Despite the popularity of this assumption, there are four fundamental problems with framing developmental experiences in this way.
- First and foremost, there is actually no empirical evidence supporting this assumption, yet scholars and practitioners frequently quote it as if it is fact.
- Second, as McCall (2010) appropriately points out, this assumption is misleading because it suggests informal, on-the-job experiences, learning from other people, and formal programs are independent. Yet, these different forms of experience can occur in parallel, and it is possible (and likely optimal) that learning in one form of experience can complement and build on learning in another form of experience.
- Third, it is inconsistent with the fact that a large portion of organizational investments are directed at formal leadership development programs (O’Leonard, 2010).

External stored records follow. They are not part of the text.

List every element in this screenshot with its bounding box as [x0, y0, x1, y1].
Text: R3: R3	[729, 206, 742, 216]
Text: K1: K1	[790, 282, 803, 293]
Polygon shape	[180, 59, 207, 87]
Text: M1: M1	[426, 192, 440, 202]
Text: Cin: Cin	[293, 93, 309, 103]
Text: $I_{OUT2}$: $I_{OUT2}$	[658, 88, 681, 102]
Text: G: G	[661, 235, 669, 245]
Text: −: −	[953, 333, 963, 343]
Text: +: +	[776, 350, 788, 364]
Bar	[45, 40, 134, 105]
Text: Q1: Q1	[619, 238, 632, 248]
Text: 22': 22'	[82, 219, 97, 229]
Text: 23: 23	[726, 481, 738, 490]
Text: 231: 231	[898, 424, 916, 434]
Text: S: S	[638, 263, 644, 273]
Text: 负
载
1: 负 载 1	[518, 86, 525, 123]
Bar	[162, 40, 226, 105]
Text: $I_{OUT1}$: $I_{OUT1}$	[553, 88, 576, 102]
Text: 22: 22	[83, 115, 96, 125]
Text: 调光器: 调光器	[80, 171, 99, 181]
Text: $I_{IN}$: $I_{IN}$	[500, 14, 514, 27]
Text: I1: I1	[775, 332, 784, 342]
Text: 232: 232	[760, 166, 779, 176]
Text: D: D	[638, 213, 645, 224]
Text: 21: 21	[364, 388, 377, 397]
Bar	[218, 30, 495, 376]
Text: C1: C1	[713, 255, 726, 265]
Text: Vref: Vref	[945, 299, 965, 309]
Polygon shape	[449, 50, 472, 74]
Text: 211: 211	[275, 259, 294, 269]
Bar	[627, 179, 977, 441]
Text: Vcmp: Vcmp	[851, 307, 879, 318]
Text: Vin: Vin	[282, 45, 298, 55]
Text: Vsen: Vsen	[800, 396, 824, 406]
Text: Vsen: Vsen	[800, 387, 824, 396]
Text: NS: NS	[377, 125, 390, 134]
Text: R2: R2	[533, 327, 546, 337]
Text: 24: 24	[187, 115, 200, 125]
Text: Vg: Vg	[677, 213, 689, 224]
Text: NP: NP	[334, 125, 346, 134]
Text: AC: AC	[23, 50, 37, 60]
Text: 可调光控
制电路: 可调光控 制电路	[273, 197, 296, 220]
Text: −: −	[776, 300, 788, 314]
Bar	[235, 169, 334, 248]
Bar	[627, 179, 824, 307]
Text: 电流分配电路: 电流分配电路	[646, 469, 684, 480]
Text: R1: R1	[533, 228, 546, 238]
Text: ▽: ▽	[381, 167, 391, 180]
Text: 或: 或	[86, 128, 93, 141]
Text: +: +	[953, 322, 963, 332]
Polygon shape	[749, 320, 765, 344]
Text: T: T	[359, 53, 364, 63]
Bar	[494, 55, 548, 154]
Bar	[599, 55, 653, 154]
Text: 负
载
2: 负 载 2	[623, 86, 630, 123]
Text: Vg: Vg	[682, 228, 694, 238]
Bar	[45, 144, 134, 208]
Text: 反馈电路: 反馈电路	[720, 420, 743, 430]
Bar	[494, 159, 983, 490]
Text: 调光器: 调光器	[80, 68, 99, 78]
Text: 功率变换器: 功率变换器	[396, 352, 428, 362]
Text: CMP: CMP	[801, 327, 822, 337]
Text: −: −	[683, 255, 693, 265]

It is certainly possible that organizations are misguided in their focus on and deployment of these programs (Conger & Toegel, 2003), but we are not ready to condemn formal programs given the lack of empirical evidence.
- Finally, it is possible that the “70:20:10″ assumption leads organizations to prioritize informal, on-the-job experience over all other forms of developmental experiences, which some scholars argue allows leadership development to become a “haphazard process” (Conger, 1993: 46) without sufficient notice to intentionality, accountability and formal evaluation (Day, 2000).”
Why do I like it? Because today I often hear and read that we have a leadership crisis, but if we’re developing our leaders based upon assumptions like the 70:20:10 rule this can hardly be called a surprise. Stated differently, we are in dire need to make our leadership programs best practices instead of best guesses. The later starts with consulting scientists in order to know what works and what is still unknown, and by measuring the effects of leadership programs in quantitative, qualitative and longitudinal ways.
Yes, doing this is a hassle. Yes, it takes time and costs money (at first sight). And yes, it is complicated and sometimes politically dangerous. But then, and only then can a sound decision be made on how to refine leadership programs beyond the current practitioners expertise and judgment, the evidence from the context, and the perspective of the participants. As those sources no longer do the job.
In sum, leadership development should move beyond the 70:20:10 rule, and into evidence based leadership development. It seems that individuals, organizations, and societies need it today more than ever.
DeRue, D.S., & Myers, C.G. (forthcoming). Leadership development: A review and agenda for future research. In D.V. Day (Ed.) Oxford Handbook of Leadership and Organizations. Oxford: Oxford University Press.